What are the two ways to visualize data?
Univariate analysis (range & outliers)
Bivariate analysis (correlation between features)
What does box plot consist of?
minimum, 25th, 50, 75 quartiles, maximum
What is line plot for?
It is for showing the relationship between two variables and analyze trends
What is bar plot for?
It is for analyzing trends and compare categorical data.
What is scatterplot for?
Visualize clusters and show the relationship between two variables.
What are the three measures of central tendency?
Mean
Median
Mode
Which one of the three measures is affected by outliers?
Mean
What is standard deviation?
It is the square root of the variance.
It is a good way to identify outliers.
What is covariance?
It measures how much two variables vary from each other.
What is correlation?
It is a normalized form of covariance ranging from -1 to +1.

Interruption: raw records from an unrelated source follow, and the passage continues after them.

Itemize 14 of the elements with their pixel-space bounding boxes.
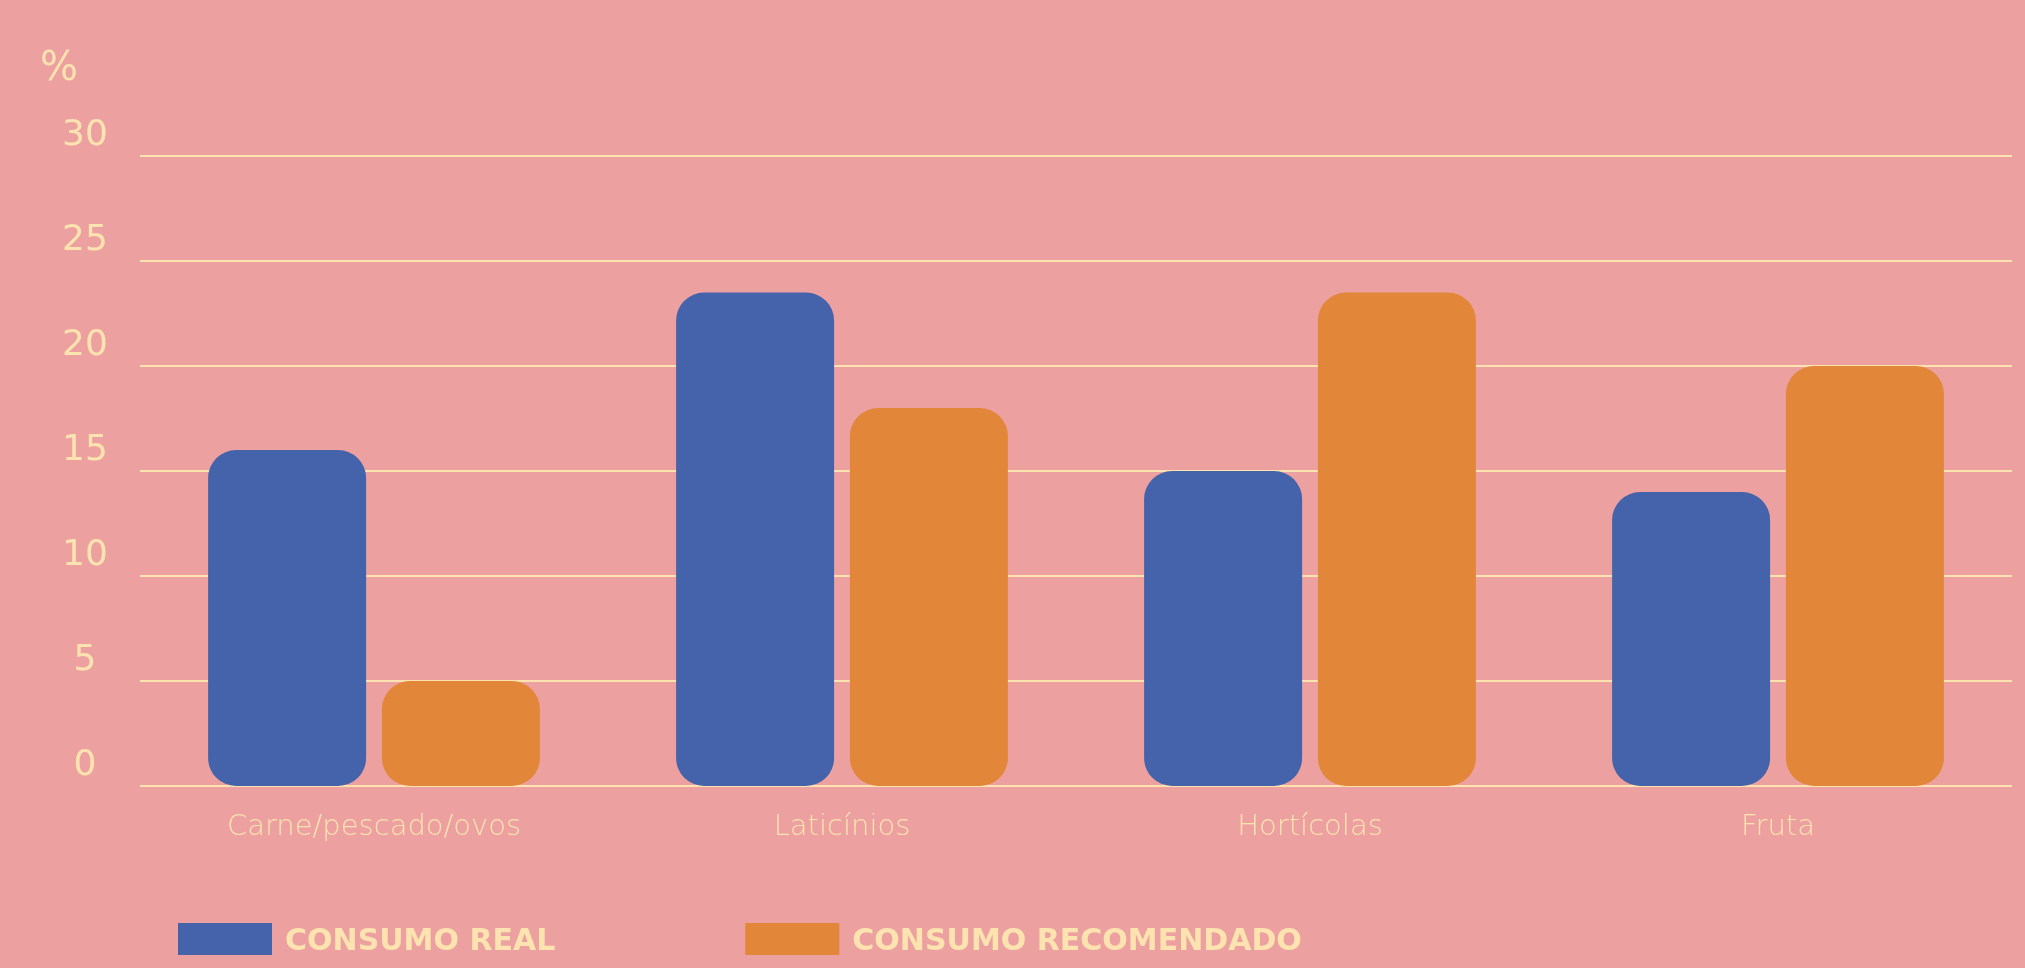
y-axis-title: % (39, 43, 78, 89)
x-tick-label: Laticínios (773, 807, 911, 842)
y-tick-label: 10 (62, 531, 108, 573)
x-tick-label: Fruta (1740, 807, 1816, 842)
y-tick-label: 20 (62, 321, 108, 363)
y-tick-label: 0 (73, 741, 97, 783)
legend-label: CONSUMO REAL (285, 921, 556, 957)
x-tick-label: Carne/pescado/ovos (226, 807, 522, 842)
y-tick-label: 5 (73, 636, 97, 678)
y-tick-label: 25 (62, 216, 108, 258)
x-tick-label: Hortícolas (1237, 807, 1383, 842)
legend-label: CONSUMO RECOMENDADO (852, 921, 1302, 957)
y-tick-label: 15 (62, 426, 108, 468)
y-tick-label: 30 (62, 111, 108, 153)
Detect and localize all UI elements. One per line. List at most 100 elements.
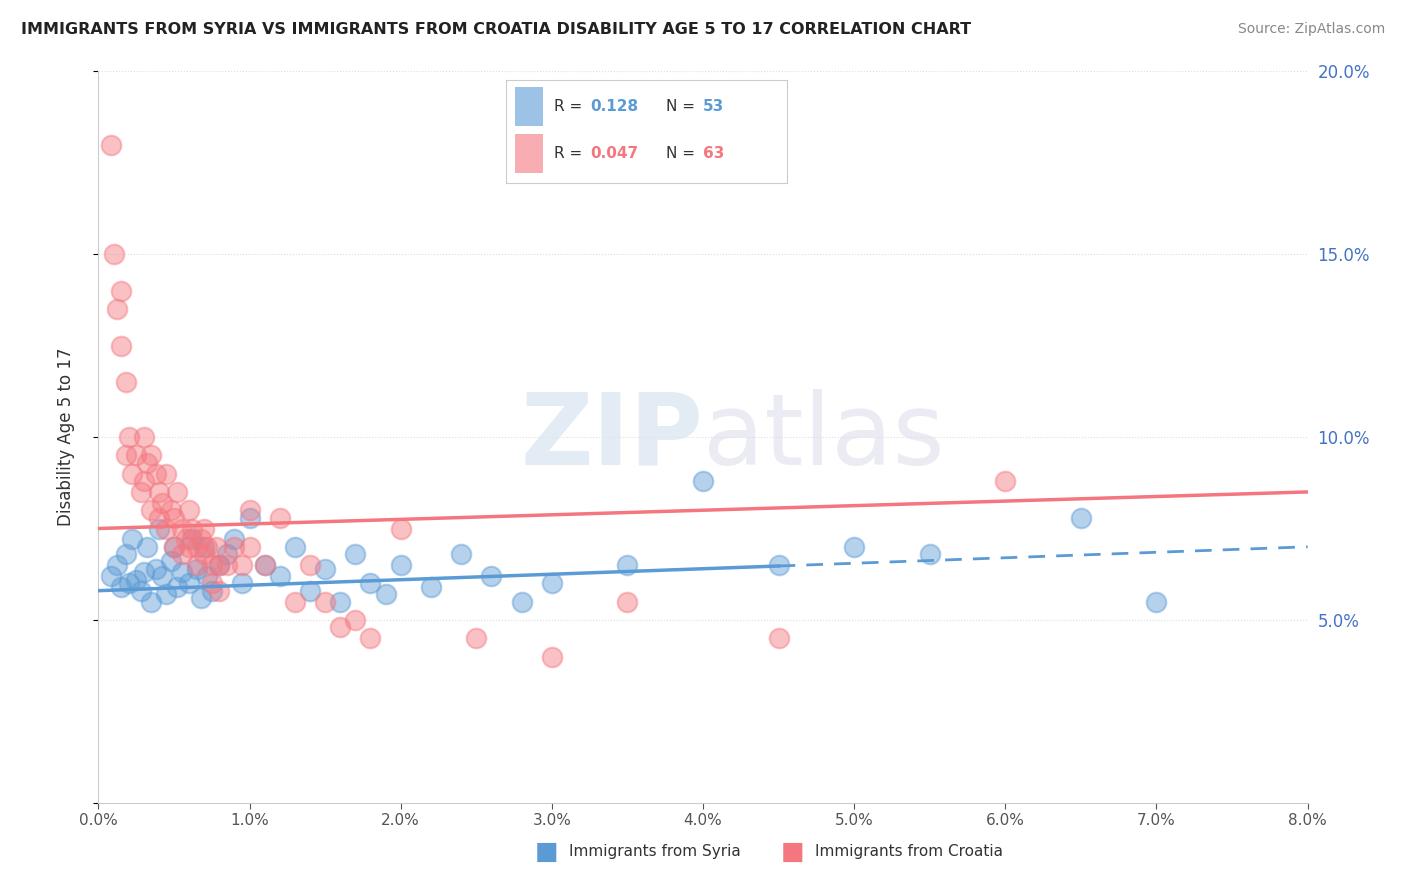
Text: ZIP: ZIP bbox=[520, 389, 703, 485]
Point bbox=[510, 594, 533, 608]
Text: N =: N = bbox=[666, 99, 700, 114]
Point bbox=[239, 510, 262, 524]
Point bbox=[179, 540, 201, 554]
Point bbox=[224, 540, 246, 554]
Text: atlas: atlas bbox=[703, 389, 945, 485]
Point bbox=[844, 540, 866, 554]
Point bbox=[284, 594, 307, 608]
Point bbox=[389, 521, 412, 535]
Point bbox=[481, 569, 503, 583]
Text: R =: R = bbox=[554, 99, 588, 114]
Point bbox=[132, 430, 155, 444]
Point bbox=[155, 521, 177, 535]
Point bbox=[253, 558, 276, 573]
Text: Immigrants from Croatia: Immigrants from Croatia bbox=[815, 845, 1004, 859]
Point bbox=[768, 632, 790, 646]
Point bbox=[125, 573, 148, 587]
Point bbox=[269, 569, 291, 583]
Point bbox=[344, 613, 367, 627]
Point bbox=[121, 533, 143, 547]
Point bbox=[201, 576, 224, 591]
Point bbox=[231, 558, 253, 573]
Point bbox=[190, 533, 212, 547]
Point bbox=[148, 510, 170, 524]
Text: N =: N = bbox=[666, 145, 700, 161]
Point bbox=[193, 547, 215, 561]
Point bbox=[121, 467, 143, 481]
Point bbox=[148, 485, 170, 500]
Point bbox=[174, 533, 197, 547]
Point bbox=[141, 448, 163, 462]
Text: 53: 53 bbox=[703, 99, 724, 114]
Point bbox=[918, 547, 941, 561]
Point bbox=[465, 632, 488, 646]
Point bbox=[141, 503, 163, 517]
Point bbox=[768, 558, 790, 573]
Point bbox=[360, 632, 382, 646]
Point bbox=[186, 558, 208, 573]
Point bbox=[193, 540, 215, 554]
Point bbox=[616, 558, 638, 573]
Point bbox=[253, 558, 276, 573]
Point bbox=[166, 580, 188, 594]
Point bbox=[205, 540, 228, 554]
Point bbox=[105, 301, 128, 317]
Point bbox=[155, 587, 177, 601]
Point bbox=[329, 620, 352, 634]
Point bbox=[170, 547, 193, 561]
Text: ■: ■ bbox=[534, 840, 558, 863]
Bar bbox=[515, 134, 543, 173]
Point bbox=[105, 558, 128, 573]
Point bbox=[540, 649, 562, 664]
Point bbox=[195, 569, 218, 583]
Text: Immigrants from Syria: Immigrants from Syria bbox=[569, 845, 741, 859]
Point bbox=[208, 583, 231, 598]
Point bbox=[284, 540, 307, 554]
Point bbox=[1146, 594, 1168, 608]
Point bbox=[135, 456, 157, 470]
Point bbox=[150, 496, 173, 510]
Point bbox=[114, 448, 136, 462]
Point bbox=[269, 510, 291, 524]
Point bbox=[360, 576, 382, 591]
Point bbox=[145, 562, 167, 576]
Text: 63: 63 bbox=[703, 145, 724, 161]
Point bbox=[132, 566, 155, 580]
Point bbox=[299, 583, 322, 598]
Point bbox=[160, 554, 183, 568]
Point bbox=[118, 430, 141, 444]
Point bbox=[181, 521, 204, 535]
Point bbox=[110, 580, 132, 594]
Point bbox=[692, 474, 714, 488]
Point bbox=[201, 558, 224, 573]
Point bbox=[344, 547, 367, 561]
Point bbox=[201, 583, 224, 598]
Point bbox=[1070, 510, 1092, 524]
Point bbox=[110, 284, 132, 298]
Point bbox=[195, 540, 218, 554]
Point bbox=[186, 562, 208, 576]
Text: R =: R = bbox=[554, 145, 588, 161]
Point bbox=[129, 583, 152, 598]
Point bbox=[100, 569, 122, 583]
Point bbox=[103, 247, 125, 261]
Point bbox=[208, 558, 231, 573]
Point bbox=[163, 540, 186, 554]
Point bbox=[186, 540, 208, 554]
Point bbox=[94, 45, 117, 61]
Point bbox=[125, 448, 148, 462]
Point bbox=[179, 576, 201, 591]
Point bbox=[141, 594, 163, 608]
Y-axis label: Disability Age 5 to 17: Disability Age 5 to 17 bbox=[56, 348, 75, 526]
Point bbox=[160, 503, 183, 517]
Point bbox=[190, 591, 212, 605]
Point bbox=[231, 576, 253, 591]
Point bbox=[163, 510, 186, 524]
Text: ■: ■ bbox=[780, 840, 804, 863]
Point bbox=[299, 558, 322, 573]
Point bbox=[616, 594, 638, 608]
Point bbox=[170, 521, 193, 535]
Point bbox=[389, 558, 412, 573]
Point bbox=[208, 558, 231, 573]
Point bbox=[450, 547, 472, 561]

Can correlation be used to detect label leakage?
Yes, for example, hospital name shouldn’t be used as a feature as the name (cancer hospital) may give out the label.
What are the two elements determining your model quality?
Data Quality
Reliability (missing values, duplicate values and bad features)
How do you make sure a dataset is reliable?
Check for label errors
Check for noise in features
Check for outliers and data skew
What is normalization?
It is to transform features to be on a similar scale.